Senate debates

Thursday, 7 September 2017

Bills

Safety, Rehabilitation and Compensation Legislation Amendment (Defence Force) Bill 2017; In Committee

1:03 pm

Photo of Jacqui LambieJacqui Lambie (Tasmania, Independent) Share this | Hansard source

I oppose schedule 1 in the following terms:

(1) Schedule 1, item 45, page 13 (line 19) to page 14 (line 2), TO BE OPPOSED.

This amendment drops the Henry VIII clause altogether from the Safety, Rehabilitation and Compensation Legislation Amendment (Defence Force) Bill 2017, known as the DRCA. A Henry VIII clause added to DRCA effectively handballs parliament's legislative function to the executive branch of government. It gives the government unfettered power to make regulations modifying the operation of the act itself. That would be unprecedented in the history of Australia's veterans entitlement law. My amendment to scrap the Henry VIII clause has the support of our nation's leading ex-services organisations, including the Returned and Services League of Australia, the Alliance of Defence Service Organisations, or ADSO, the Defence Force Welfare Association, and the Australian Peacekeeper and Peacemaker Veterans Association, among many other ESOs.

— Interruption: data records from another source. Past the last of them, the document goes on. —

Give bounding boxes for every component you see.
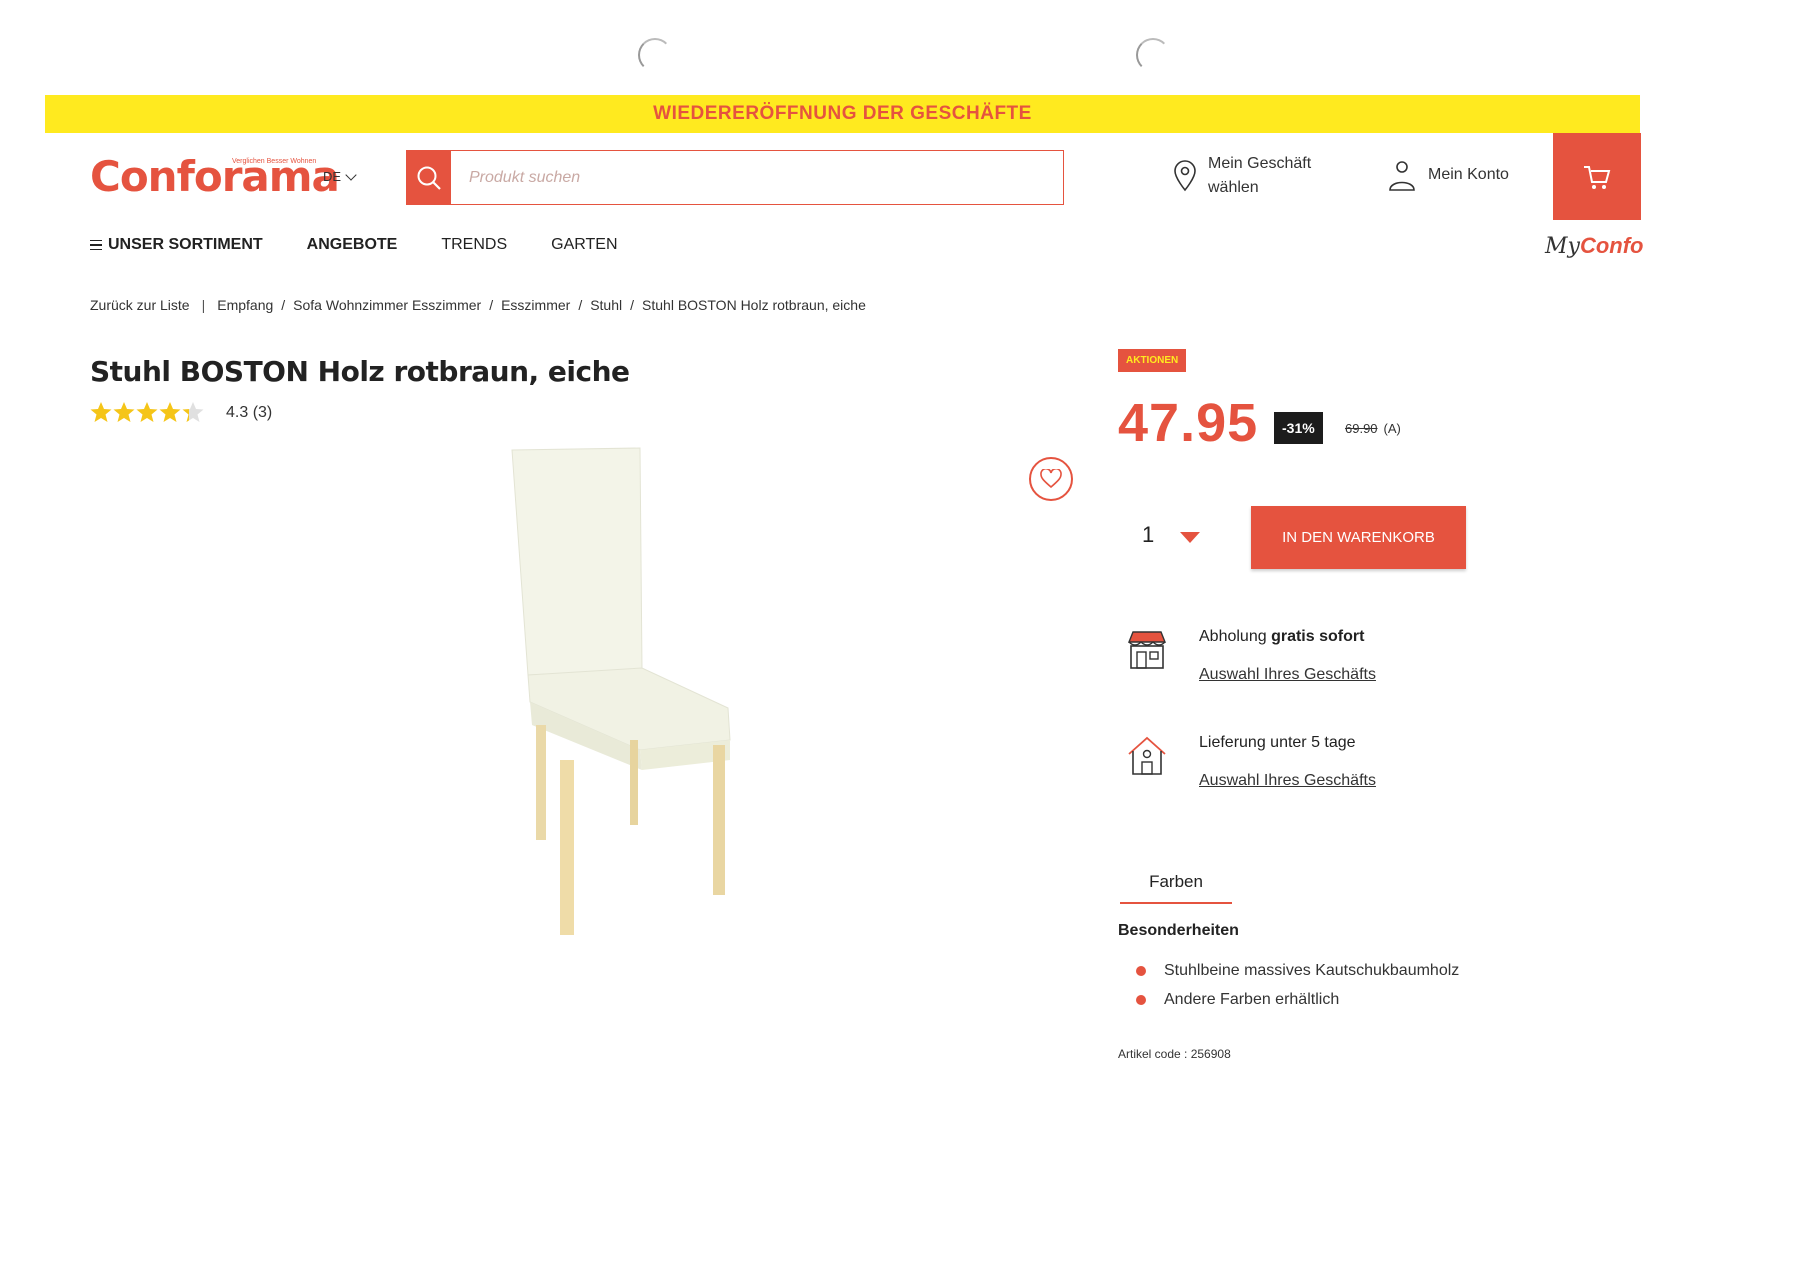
breadcrumb-separator: /	[630, 297, 635, 313]
product-rating[interactable]: 4.3 (3)	[90, 401, 272, 425]
bullet-icon	[1136, 995, 1146, 1005]
old-price: 69.90 (A)	[1345, 421, 1401, 436]
loading-spinner-icon	[638, 38, 672, 72]
breadcrumb-separator: /	[281, 297, 286, 313]
old-price-value: 69.90	[1345, 421, 1378, 436]
pickup-title: Abholung gratis sofort	[1199, 628, 1365, 645]
myconfo-logo[interactable]: MyConfo	[1545, 233, 1644, 259]
nav-item-angebote[interactable]: ANGEBOTE	[307, 236, 398, 254]
product-image[interactable]	[500, 440, 740, 940]
quantity-dropdown-icon[interactable]	[1180, 532, 1200, 543]
delivery-store-link[interactable]: Auswahl Ihres Geschäfts	[1199, 772, 1376, 790]
breadcrumb-separator: /	[578, 297, 583, 313]
old-price-suffix: (A)	[1383, 421, 1401, 436]
cart-button[interactable]	[1553, 133, 1641, 220]
nav-item-sortiment[interactable]: UNSER SORTIMENT	[90, 236, 263, 254]
promo-badge: AKTIONEN	[1118, 349, 1187, 372]
features-title: Besonderheiten	[1118, 922, 1239, 939]
promo-text: WIEDERERÖFFNUNG DER GESCHÄFTE	[653, 103, 1032, 124]
tab-farben[interactable]: Farben	[1120, 872, 1232, 904]
language-label: DE	[323, 169, 342, 184]
breadcrumb-item[interactable]: Empfang	[217, 297, 273, 313]
heart-icon	[1040, 469, 1062, 489]
user-icon	[1389, 161, 1415, 191]
logo-tagline: Verglichen Besser Wohnen	[232, 158, 317, 165]
search-bar	[406, 150, 1064, 205]
rating-stars-icon	[90, 402, 204, 422]
current-price: 47.95	[1118, 393, 1259, 453]
add-to-cart-button[interactable]: IN DEN WARENKORB	[1251, 506, 1466, 569]
location-pin-icon	[1174, 160, 1196, 192]
back-to-list-link[interactable]: Zurück zur Liste	[90, 297, 190, 313]
store-icon	[1127, 631, 1167, 669]
chevron-down-icon	[345, 168, 357, 181]
promo-banner[interactable]: WIEDERERÖFFNUNG DER GESCHÄFTE	[45, 95, 1640, 133]
home-delivery-icon	[1128, 736, 1166, 775]
breadcrumb-item[interactable]: Sofa Wohnzimmer Esszimmer	[293, 297, 481, 313]
search-input[interactable]	[451, 151, 1063, 204]
account-label: Mein Konto	[1428, 166, 1509, 183]
breadcrumb-item[interactable]: Stuhl	[590, 297, 622, 313]
myconfo-confo: Confo	[1579, 233, 1644, 258]
nav-item-trends[interactable]: TRENDS	[441, 236, 507, 254]
service-pickup: Abholung gratis sofort Auswahl Ihres Ges…	[1125, 628, 1376, 684]
rating-text: 4.3 (3)	[226, 404, 273, 421]
breadcrumb-separator: /	[489, 297, 494, 313]
myconfo-my: My	[1545, 234, 1580, 259]
bullet-icon	[1136, 966, 1146, 976]
search-icon	[417, 166, 441, 190]
breadcrumb-separator: |	[201, 297, 206, 313]
store-selector-label: Mein Geschäft wählen	[1208, 155, 1312, 196]
list-item: Stuhlbeine massives Kautschukbaumholz	[1136, 962, 1459, 980]
discount-badge: -31%	[1274, 412, 1323, 444]
account-link[interactable]: Mein Konto	[1388, 158, 1509, 192]
article-code: Artikel code : 256908	[1118, 1047, 1231, 1061]
delivery-title: Lieferung unter 5 tage	[1199, 734, 1356, 751]
nav-item-garten[interactable]: GARTEN	[551, 236, 617, 254]
wishlist-button[interactable]	[1029, 457, 1073, 501]
list-item: Andere Farben erhältlich	[1136, 991, 1459, 1009]
service-delivery: Lieferung unter 5 tage Auswahl Ihres Ges…	[1125, 734, 1376, 790]
breadcrumb-item-current: Stuhl BOSTON Holz rotbraun, eiche	[642, 297, 866, 313]
store-selector[interactable]: Mein Geschäft wählen	[1172, 152, 1328, 200]
quantity-value[interactable]: 1	[1142, 522, 1154, 548]
breadcrumb-item[interactable]: Esszimmer	[501, 297, 570, 313]
search-button[interactable]	[407, 151, 451, 204]
features-list: Stuhlbeine massives Kautschukbaumholz An…	[1136, 962, 1459, 1020]
breadcrumb: Zurück zur Liste | Empfang / Sofa Wohnzi…	[90, 297, 866, 313]
cart-icon	[1584, 165, 1611, 189]
product-title: Stuhl BOSTON Holz rotbraun, eiche	[90, 355, 630, 388]
pickup-store-link[interactable]: Auswahl Ihres Geschäfts	[1199, 666, 1376, 684]
main-nav: UNSER SORTIMENT ANGEBOTE TRENDS GARTEN	[90, 236, 662, 254]
loading-spinner-icon	[1136, 38, 1170, 72]
language-selector[interactable]: DE	[323, 168, 357, 184]
menu-icon	[90, 239, 102, 251]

The report The constant battle: suicide by veterans, by the Senate Foreign Affairs, Defence and Trade References Committee, noted concerns about the adequacy of staff training and recommended a review of its training. Further, the committee recommended that a Productivity Commission study be completed within 18 months on Australia's veterans legislative framework. Granting additional powers to the executive branch of government under the provision of a Henry VIII clause is bad policy, given the current situation with the chaotic legislative framework as well as the shortcomings of the Department of Veterans' Affairs—and there are many of them, as indicated in the report The constant battle: suicide by veterans. This delegation of legislative power to the executive branch of government will likely serve as a slippery slope.

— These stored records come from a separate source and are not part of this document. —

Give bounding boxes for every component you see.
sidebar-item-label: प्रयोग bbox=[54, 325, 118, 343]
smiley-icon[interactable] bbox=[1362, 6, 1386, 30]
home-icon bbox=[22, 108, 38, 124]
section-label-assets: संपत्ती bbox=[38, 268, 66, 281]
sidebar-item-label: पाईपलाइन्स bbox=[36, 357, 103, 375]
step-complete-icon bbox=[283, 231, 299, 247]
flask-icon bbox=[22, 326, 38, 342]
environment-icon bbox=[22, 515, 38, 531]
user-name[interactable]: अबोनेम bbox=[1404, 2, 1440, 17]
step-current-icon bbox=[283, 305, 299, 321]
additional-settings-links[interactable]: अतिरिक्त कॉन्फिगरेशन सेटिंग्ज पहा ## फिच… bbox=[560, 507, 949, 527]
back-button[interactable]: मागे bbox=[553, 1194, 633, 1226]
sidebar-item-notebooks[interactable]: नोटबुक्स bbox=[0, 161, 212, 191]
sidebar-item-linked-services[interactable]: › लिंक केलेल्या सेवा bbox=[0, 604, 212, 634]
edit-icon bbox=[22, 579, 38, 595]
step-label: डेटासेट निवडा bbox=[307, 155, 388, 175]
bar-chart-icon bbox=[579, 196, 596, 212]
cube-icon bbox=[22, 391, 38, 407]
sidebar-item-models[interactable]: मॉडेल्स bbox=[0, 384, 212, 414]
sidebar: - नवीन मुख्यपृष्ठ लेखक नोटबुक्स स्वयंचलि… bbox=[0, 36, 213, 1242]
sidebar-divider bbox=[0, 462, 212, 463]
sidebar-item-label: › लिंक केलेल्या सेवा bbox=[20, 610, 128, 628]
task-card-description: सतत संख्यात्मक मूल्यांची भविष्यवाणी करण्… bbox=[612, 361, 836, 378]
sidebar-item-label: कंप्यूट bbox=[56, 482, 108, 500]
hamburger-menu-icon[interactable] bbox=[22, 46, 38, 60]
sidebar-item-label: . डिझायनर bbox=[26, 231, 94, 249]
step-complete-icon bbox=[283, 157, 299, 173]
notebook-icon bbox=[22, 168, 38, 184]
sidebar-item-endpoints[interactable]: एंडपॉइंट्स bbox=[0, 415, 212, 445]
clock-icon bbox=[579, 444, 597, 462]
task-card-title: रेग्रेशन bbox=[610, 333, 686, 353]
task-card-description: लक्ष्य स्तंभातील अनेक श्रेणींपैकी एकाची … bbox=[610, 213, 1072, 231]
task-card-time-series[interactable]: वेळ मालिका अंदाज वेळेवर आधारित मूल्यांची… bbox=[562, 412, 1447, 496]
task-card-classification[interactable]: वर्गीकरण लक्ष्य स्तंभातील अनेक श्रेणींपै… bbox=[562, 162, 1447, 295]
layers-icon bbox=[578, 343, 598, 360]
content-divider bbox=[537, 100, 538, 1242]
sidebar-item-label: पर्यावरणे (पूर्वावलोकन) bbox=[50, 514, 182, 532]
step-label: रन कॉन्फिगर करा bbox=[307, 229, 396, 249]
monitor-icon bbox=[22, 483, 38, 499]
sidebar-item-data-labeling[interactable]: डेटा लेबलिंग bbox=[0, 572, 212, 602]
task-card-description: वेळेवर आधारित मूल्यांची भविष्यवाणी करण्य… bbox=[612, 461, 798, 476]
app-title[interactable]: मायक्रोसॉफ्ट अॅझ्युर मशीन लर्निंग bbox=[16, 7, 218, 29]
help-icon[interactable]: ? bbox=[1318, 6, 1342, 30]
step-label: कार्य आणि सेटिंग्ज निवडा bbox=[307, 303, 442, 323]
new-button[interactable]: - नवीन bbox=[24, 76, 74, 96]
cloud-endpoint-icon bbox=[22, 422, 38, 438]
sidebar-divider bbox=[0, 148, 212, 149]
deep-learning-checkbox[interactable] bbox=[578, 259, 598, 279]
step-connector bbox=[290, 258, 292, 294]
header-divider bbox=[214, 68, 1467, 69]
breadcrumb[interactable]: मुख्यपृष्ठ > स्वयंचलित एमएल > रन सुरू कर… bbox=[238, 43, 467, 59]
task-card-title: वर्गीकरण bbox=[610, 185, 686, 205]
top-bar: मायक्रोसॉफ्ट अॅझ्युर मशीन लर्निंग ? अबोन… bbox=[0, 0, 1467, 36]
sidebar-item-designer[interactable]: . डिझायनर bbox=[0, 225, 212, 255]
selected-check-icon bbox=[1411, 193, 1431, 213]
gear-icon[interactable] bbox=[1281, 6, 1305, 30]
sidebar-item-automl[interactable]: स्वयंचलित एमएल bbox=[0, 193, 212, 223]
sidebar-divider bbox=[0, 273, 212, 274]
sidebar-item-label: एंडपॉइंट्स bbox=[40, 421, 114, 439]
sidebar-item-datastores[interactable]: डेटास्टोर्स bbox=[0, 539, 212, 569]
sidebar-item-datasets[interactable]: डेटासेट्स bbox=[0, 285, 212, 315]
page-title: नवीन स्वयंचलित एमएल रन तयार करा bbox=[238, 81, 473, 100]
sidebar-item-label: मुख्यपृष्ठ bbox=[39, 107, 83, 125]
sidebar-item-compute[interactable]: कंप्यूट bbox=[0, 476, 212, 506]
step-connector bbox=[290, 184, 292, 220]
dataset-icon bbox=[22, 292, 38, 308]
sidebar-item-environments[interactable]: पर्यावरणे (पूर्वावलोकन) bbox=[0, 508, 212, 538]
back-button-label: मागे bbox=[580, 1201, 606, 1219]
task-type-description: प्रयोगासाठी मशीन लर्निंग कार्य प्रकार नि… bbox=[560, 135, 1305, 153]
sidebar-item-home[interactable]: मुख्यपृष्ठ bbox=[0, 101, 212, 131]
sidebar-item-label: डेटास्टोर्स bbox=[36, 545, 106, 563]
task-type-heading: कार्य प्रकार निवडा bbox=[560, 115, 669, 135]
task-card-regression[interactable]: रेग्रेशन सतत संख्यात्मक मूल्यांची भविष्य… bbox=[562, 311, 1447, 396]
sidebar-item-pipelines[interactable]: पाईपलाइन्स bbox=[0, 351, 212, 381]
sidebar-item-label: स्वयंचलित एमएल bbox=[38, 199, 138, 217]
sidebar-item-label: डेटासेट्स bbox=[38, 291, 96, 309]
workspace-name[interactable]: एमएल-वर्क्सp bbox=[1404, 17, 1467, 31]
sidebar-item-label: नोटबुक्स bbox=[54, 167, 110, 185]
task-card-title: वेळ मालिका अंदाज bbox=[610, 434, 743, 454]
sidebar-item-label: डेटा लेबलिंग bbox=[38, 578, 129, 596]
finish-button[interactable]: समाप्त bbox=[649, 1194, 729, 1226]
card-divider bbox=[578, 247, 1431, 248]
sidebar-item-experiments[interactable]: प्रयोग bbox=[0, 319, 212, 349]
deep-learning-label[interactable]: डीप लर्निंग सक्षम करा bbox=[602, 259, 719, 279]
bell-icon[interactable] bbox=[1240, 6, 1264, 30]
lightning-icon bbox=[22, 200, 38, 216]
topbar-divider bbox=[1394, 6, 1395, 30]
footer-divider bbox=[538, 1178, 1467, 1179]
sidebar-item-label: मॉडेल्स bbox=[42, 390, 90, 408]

The foreign affairs, defence and trade committee recommended that the Productivity Commission review Australia's complex veterans legislation. So why has the government brought the Safety, Rehabilitation and Compensation Legislation Amendment (Defence Force) Bill 2017 on for consideration before the review could even be conducted—or you people taking 90 days to even decide whether you're going to conduct that? That would be the best way forward.